In 1850 it was difficult to capture a slave and then transport him or her to the U.S. Today, millions of economically and socially vulnerable people around the world are potential slaves in the human trafficking market. Today a slave costs an average of $90. A US government report published in 2003 estimates that 800,000-900,000 people worldwide are trafficked across borders each year. This figure does not include those who are trafficked internally. Victims are tricked, lured by false promises, or forced into it. A majority of victims are women, and sometimes children, forced into prostitution, along with men and some women and children forced into manual labor. Poverty and diseases like AIDS make them vulnerable to modern-day slavery. Meanwhile, groups like Transfair, Global Exchange, and the Fair Trade Association are some of the organizations that promote Fair Trade products such as coffee and chocolate in the U.S. and guarantee that producers of goods we purchase receive fair wages for their work. Socially Responsible Investment funds screen corporations for various standards including responsible labor and environmental practices.
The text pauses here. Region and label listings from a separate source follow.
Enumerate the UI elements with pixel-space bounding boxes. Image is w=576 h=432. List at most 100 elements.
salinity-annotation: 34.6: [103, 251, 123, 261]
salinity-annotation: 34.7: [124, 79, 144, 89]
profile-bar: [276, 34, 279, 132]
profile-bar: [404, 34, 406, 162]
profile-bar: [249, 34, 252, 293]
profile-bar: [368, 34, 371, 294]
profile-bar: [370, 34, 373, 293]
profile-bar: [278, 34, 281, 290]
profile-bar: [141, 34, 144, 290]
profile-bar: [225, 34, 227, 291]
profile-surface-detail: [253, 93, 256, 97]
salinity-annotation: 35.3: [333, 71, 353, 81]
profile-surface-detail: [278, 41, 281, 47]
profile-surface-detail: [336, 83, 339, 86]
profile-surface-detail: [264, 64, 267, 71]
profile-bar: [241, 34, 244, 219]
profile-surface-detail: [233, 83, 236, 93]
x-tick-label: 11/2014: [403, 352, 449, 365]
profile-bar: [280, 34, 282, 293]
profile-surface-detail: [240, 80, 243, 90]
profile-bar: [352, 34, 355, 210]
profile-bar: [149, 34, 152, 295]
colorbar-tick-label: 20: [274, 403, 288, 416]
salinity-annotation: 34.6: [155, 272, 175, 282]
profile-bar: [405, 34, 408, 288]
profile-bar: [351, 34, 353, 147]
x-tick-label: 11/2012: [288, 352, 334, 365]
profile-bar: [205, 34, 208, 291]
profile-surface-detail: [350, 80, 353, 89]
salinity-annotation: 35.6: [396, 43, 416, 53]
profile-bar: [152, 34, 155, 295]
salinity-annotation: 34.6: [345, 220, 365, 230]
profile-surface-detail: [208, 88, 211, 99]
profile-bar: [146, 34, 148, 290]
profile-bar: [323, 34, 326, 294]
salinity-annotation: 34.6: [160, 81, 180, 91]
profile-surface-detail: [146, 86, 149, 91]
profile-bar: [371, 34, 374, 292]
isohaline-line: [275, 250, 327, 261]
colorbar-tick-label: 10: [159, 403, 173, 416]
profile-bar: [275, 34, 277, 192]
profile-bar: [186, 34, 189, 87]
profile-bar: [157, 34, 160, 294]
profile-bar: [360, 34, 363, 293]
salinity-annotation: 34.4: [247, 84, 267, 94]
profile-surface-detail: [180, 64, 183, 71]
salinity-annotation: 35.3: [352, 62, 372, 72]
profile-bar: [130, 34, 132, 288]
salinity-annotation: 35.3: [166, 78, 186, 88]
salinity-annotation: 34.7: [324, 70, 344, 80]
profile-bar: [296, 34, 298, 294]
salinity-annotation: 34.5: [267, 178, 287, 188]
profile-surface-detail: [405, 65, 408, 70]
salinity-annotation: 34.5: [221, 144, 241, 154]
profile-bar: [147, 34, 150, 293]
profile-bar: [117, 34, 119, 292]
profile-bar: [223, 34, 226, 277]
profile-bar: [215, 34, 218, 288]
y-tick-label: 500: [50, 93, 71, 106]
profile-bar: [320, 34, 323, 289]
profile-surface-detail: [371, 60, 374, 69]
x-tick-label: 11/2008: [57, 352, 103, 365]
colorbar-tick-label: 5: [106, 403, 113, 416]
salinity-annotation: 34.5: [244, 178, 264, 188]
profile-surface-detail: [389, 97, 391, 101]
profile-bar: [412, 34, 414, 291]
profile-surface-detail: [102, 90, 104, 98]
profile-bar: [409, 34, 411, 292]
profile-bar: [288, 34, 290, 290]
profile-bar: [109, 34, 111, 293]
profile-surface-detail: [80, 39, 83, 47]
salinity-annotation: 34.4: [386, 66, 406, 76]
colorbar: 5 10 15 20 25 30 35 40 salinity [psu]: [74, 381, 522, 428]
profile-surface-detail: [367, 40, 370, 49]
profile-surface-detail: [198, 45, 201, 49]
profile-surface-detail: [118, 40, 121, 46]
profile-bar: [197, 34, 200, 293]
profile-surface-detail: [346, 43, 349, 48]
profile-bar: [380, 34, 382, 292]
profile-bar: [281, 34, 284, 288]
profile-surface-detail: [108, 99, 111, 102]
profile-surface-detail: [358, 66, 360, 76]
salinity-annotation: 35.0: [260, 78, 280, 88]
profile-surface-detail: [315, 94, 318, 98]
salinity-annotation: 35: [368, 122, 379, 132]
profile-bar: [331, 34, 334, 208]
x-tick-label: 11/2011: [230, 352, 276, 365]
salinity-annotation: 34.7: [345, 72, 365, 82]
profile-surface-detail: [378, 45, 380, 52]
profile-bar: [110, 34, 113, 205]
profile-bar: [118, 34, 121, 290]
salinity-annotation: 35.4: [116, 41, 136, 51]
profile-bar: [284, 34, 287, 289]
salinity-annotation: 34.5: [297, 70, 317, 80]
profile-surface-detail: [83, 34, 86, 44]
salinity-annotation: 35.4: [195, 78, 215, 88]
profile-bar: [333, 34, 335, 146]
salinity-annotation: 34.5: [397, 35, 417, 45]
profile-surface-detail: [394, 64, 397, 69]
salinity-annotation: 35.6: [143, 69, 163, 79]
The effects of slavery remain today because of the lack of understanding of what that system has done to generations of people. Author Maulana Karenga states that the effects of slavery are “a morally monstrous destruction of human possibility that involved redefining African humanity to the world, poisoning past, present and future relations with others who only know us through this stereotyping and thus damaging the truly human relations among peoples.” He cites that it constituted “the destruction of culture, language, religion and human possibility.” The effects that still linger today are further compounded by the belief that some people are better than others simply because of their race, heritage or religion. Even Thomas Jefferson, author of the U.S. Declaration of Independence, who in his first draft of the document in 1776, condemned the British crown for sponsoring the importation of slavery to the colonies, charging that they “waged cruel war against human nature,” still believed blacks to be inferior. He argued that nature and habit had “drawn indelible lines of distinction between whites and negroes,” and that both whites and blacks could not live in the same government.
Because slavery is rooted in economics, and capitalism depends upon the creating of classes and segmented workforces, we can clearly see where the ills of racism and classism not only weaken, but destroy our society. Formal apologies are only just now being issued in the new millennium, for the devastating injustices of generations past. Why then do human beings still allow their greed to overcome their compassion?